BUY with fair value of 45 cents. We expect cap rates to widen in line with weaker fundamentals. Our SOTP valuation of MLT is S$0.50 – this is equivalent to a 30% fall in capital values against most recent valuations. As we outlined in our Dec 2008 strategy report, we are selective buyers of industrial S-REITs. We expect news flow to be primarily negative over the next few months as the ‘real economy’ – as well as MLT’s tenants and endusers – start feeling the full impact of the global recession. However, we believe MLT can deliver reasonably stable income to unitholders over the next two years. On this basis, we ascribe a 10% discount to our SOTP value to reach a fair value estimate of S$0.45. We restart coverage of MLT with a BUY rating.

CitySpring – DBS

Lack of visible growth pipeline

CitySpring maintained its DPU payout of 1.75 Scts per share in 3Q09, and remains on track to meet its 7 Scts DPU guidance for FY09. While cash earnings of S$20.3m for the quarter, versus S$1.1m in 2Q09 and S$17.7m in 1Q09, was encouraging, non-cash fair value losses of S$22.3m on over-hedged portion of an interest rate hedge led to a net accounting loss of S$21.1m. To protect any future cash downside from this over-hedged portion, management had to purchase an interest rate floor in Nov’08. Given the lack of a visible acquisition pipeline, continuing accounting losses and declining NAVs, investor sentiment is likely to be stymied in the near to medium term. As such, we downgrade the counter to HOLD at a lower target price of S$0.57.
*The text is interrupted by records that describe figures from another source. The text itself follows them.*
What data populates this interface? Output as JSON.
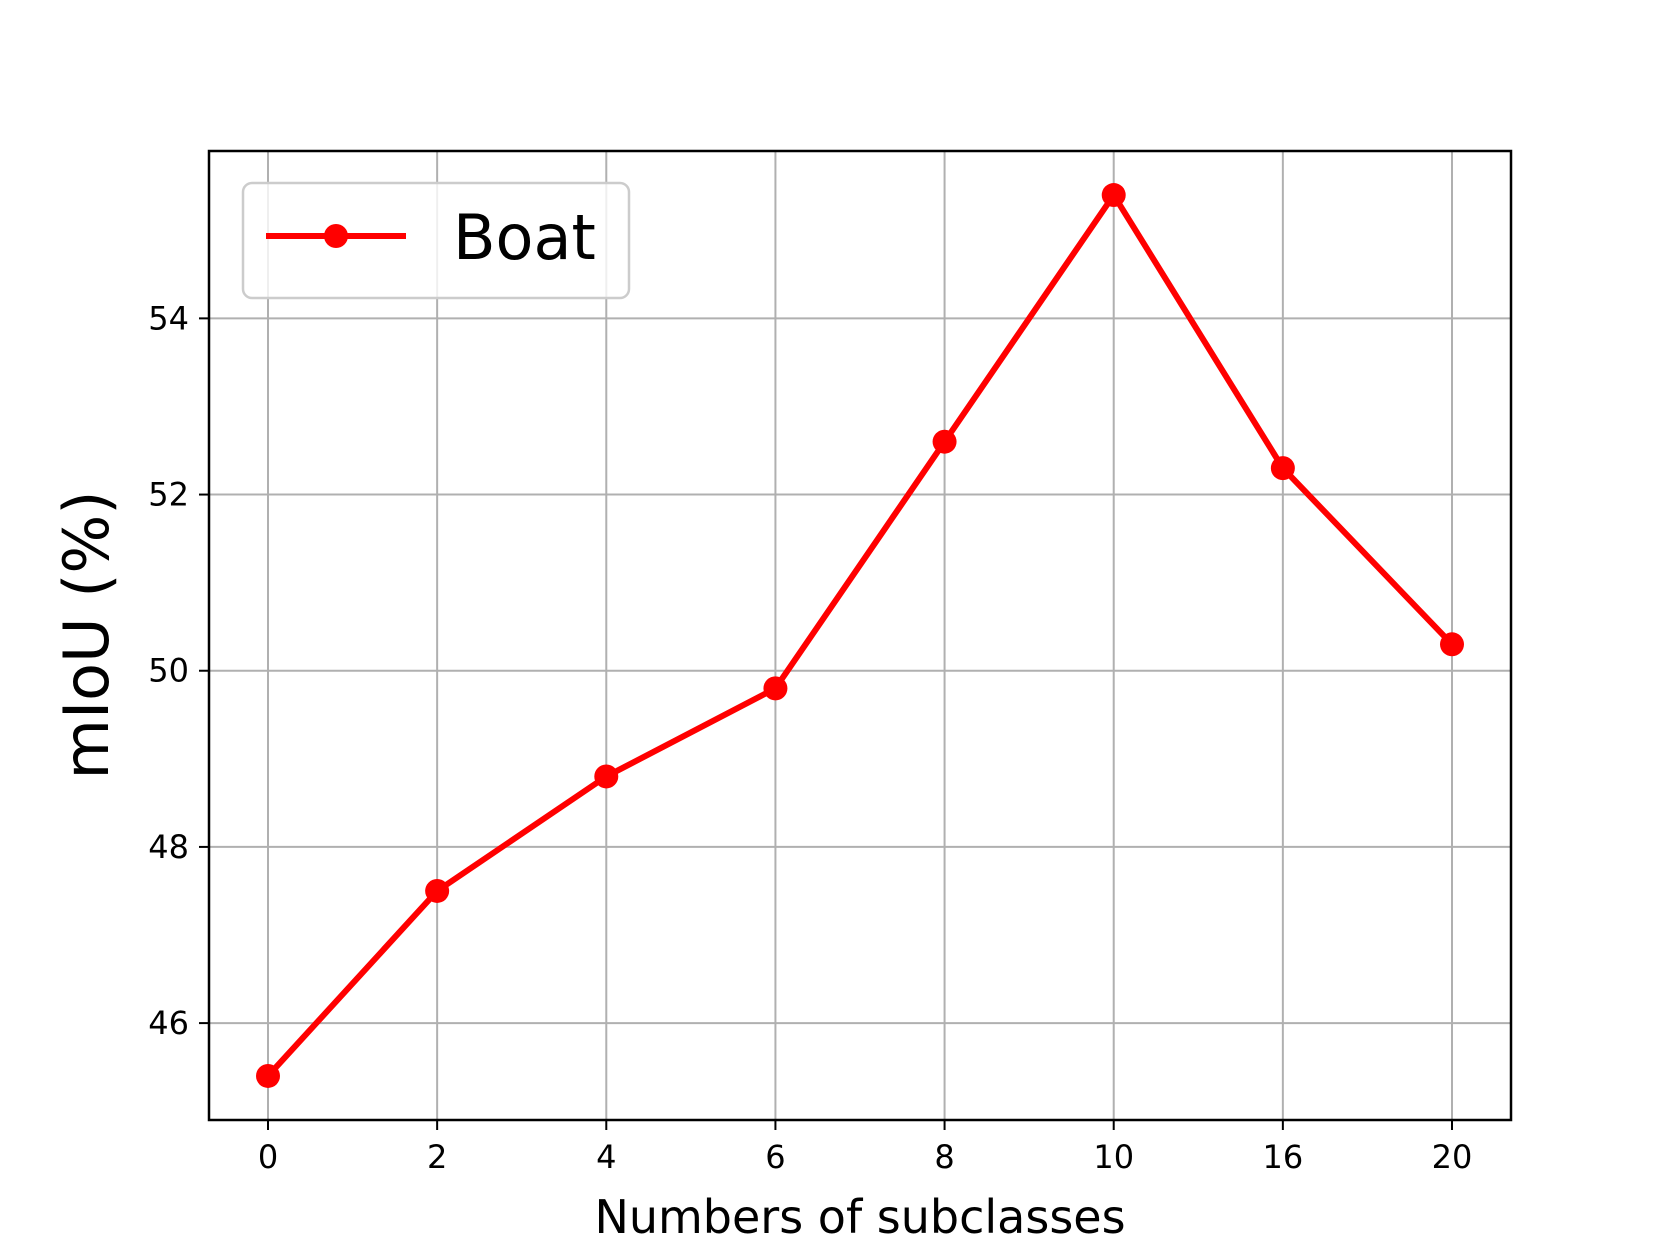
{
  "chart_data": {
    "type": "line",
    "title": "",
    "xlabel": "Numbers of subclasses",
    "ylabel": "mIoU (%)",
    "categories": [
      "0",
      "2",
      "4",
      "6",
      "8",
      "10",
      "16",
      "20"
    ],
    "series": [
      {
        "name": "Boat",
        "color": "#ff0000",
        "marker": "circle",
        "values": [
          45.4,
          47.5,
          48.8,
          49.8,
          52.6,
          55.4,
          52.3,
          50.3
        ]
      }
    ],
    "ylim": [
      44.9,
      55.9
    ],
    "yticks": [
      "46",
      "48",
      "50",
      "52",
      "54"
    ],
    "grid": true,
    "legend_position": "upper-left"
  }
}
Over-recovering the fuel costs. The time lag between fuel price movements and tariff revisions led to strong cash earnings of S$20.5m at City Gas in 3Q09. Fuel costs retreated about 35% q-o-q while tariffs held steady in 3Q09. Gas tariffs have since been reduced by about 29% with effect from 1st Feb’09 and cash earnings from CityGas should normalise hereon.
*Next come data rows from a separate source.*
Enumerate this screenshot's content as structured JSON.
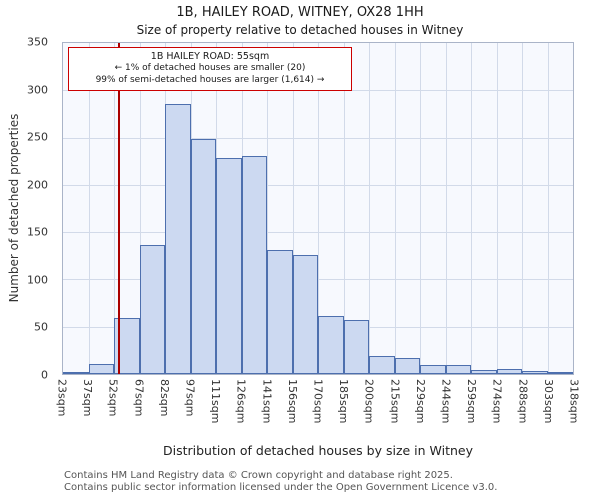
{
  "chart_data": {
    "type": "bar",
    "title": "1B, HAILEY ROAD, WITNEY, OX28 1HH",
    "subtitle": "Size of property relative to detached houses in Witney",
    "xlabel": "Distribution of detached houses by size in Witney",
    "ylabel": "Number of detached properties",
    "ylim": [
      0,
      350
    ],
    "yticks": [
      0,
      50,
      100,
      150,
      200,
      250,
      300,
      350
    ],
    "grid": true,
    "legend": "none",
    "categories": [
      "23sqm",
      "37sqm",
      "52sqm",
      "67sqm",
      "82sqm",
      "97sqm",
      "111sqm",
      "126sqm",
      "141sqm",
      "156sqm",
      "170sqm",
      "185sqm",
      "200sqm",
      "215sqm",
      "229sqm",
      "244sqm",
      "259sqm",
      "274sqm",
      "288sqm",
      "303sqm",
      "318sqm"
    ],
    "values": [
      2,
      11,
      59,
      136,
      285,
      248,
      228,
      231,
      131,
      126,
      61,
      57,
      19,
      17,
      10,
      10,
      4,
      5,
      3,
      1
    ],
    "marker": {
      "sqm": 55,
      "label": "55sqm"
    },
    "colors": {
      "bar_fill": "#ccd9f1",
      "bar_border": "#4d6fae",
      "marker_line": "#aa0000",
      "annotation_border": "#cc0000",
      "grid": "#d2dae9",
      "plot_background": "#f7f9fe"
    }
  },
  "annotation": {
    "line1": "1B HAILEY ROAD: 55sqm",
    "line2": "← 1% of detached houses are smaller (20)",
    "line3": "99% of semi-detached houses are larger (1,614) →"
  },
  "footer": {
    "line1": "Contains HM Land Registry data © Crown copyright and database right 2025.",
    "line2": "Contains public sector information licensed under the Open Government Licence v3.0."
  }
}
No near term DPU concerns. Net cash earnings YTD amount to S$39.1m, and YTD DPU payout ratio is about 66%. We expect steady DPU can be sustained in FY10, and refinancing needs only crop up in mid-2011, when the S$370m term loan from DBS has to be repaid.
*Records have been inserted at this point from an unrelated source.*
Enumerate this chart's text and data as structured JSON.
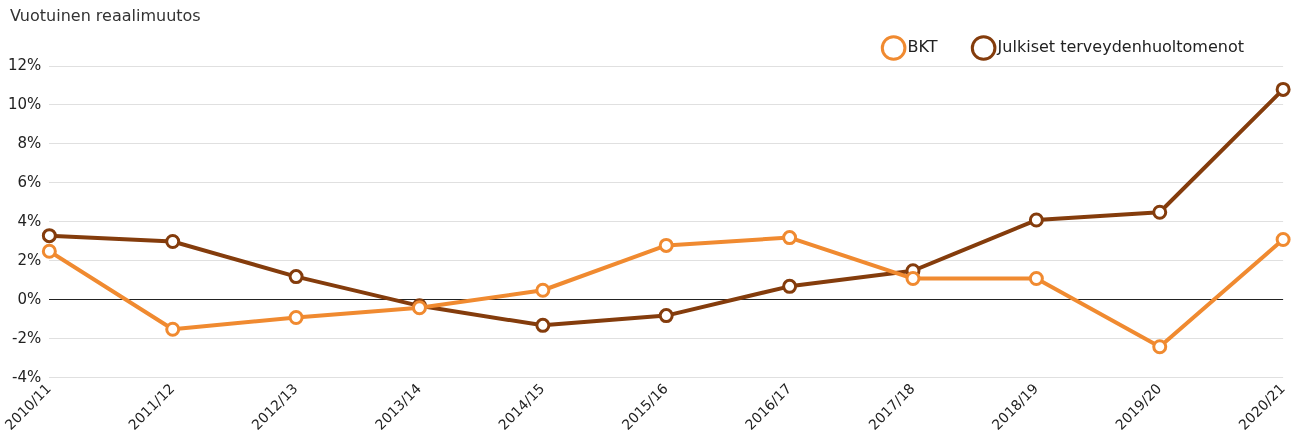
{
  "chart_data": {
    "type": "line",
    "ylabel": "Vuotuinen reaalimuutos",
    "categories": [
      "2010/11",
      "2011/12",
      "2012/13",
      "2013/14",
      "2014/15",
      "2015/16",
      "2016/17",
      "2017/18",
      "2018/19",
      "2019/20",
      "2020/21"
    ],
    "series": [
      {
        "name": "Julkiset terveydenhuoltomenot",
        "color": "#843c0c",
        "values": [
          3.3,
          3.0,
          1.2,
          -0.3,
          -1.3,
          -0.8,
          0.7,
          1.5,
          4.1,
          4.5,
          10.8
        ]
      },
      {
        "name": "BKT",
        "color": "#f08a30",
        "values": [
          2.5,
          -1.5,
          -0.9,
          -0.4,
          0.5,
          2.8,
          3.2,
          1.1,
          1.1,
          -2.4,
          3.1
        ]
      }
    ],
    "ylim": [
      -4,
      12
    ],
    "yticks": [
      {
        "value": -4,
        "label": "-4%"
      },
      {
        "value": -2,
        "label": "-2%"
      },
      {
        "value": 0,
        "label": "0%"
      },
      {
        "value": 2,
        "label": "2%"
      },
      {
        "value": 4,
        "label": "4%"
      },
      {
        "value": 6,
        "label": "6%"
      },
      {
        "value": 8,
        "label": "8%"
      },
      {
        "value": 10,
        "label": "10%"
      },
      {
        "value": 12,
        "label": "12%"
      }
    ],
    "grid": "y",
    "legend": "top right",
    "marker": "circle",
    "line_style": "solid"
  }
}
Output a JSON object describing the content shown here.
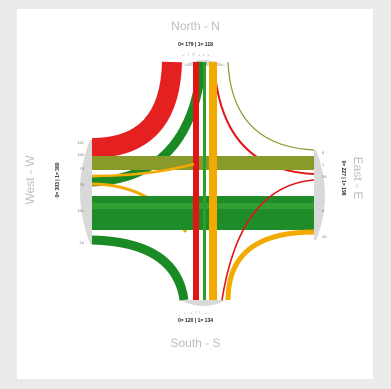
{
  "directions": {
    "north": "North - N",
    "south": "South - S",
    "west": "West - W",
    "east": "East - E"
  },
  "flows": {
    "north": "0= 179 | 1= 118",
    "south": "0= 120 | 1= 134",
    "west": "0= 303 | 1= 380",
    "east": "0= 227 | 1= 198"
  },
  "lane_marks": {
    "north": "← ↑  ↑↑→ ↓→",
    "south": "← ←↑ ↑ →"
  },
  "ticks": {
    "west": [
      "151",
      "140",
      "74",
      "70",
      "151",
      "24"
    ],
    "east": [
      "5",
      "1",
      "25",
      "8",
      "10"
    ]
  },
  "colors": {
    "red": "#e31414",
    "dark_green": "#1a8a24",
    "green": "#2e9e2a",
    "olive": "#8a9a2a",
    "orange": "#f2a900",
    "gray": "#c8c8c8"
  }
}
But cash call may be dilutive. While the Basslink acquisition was intended to be 25% equity-financed, delays in equity cash call has made any fund-raising prohibitively expensive amidst deteriorating equity markets. However, an equity issue is inevitable for future growth as well. While management feels current asset valuations are not low enough to justify acquisitions, we think that the absence of a visible growth pipeline and lack of financial flexibility may trap CitySpring in a vicious circle. Downgrade to HOLD, target price S$0.57.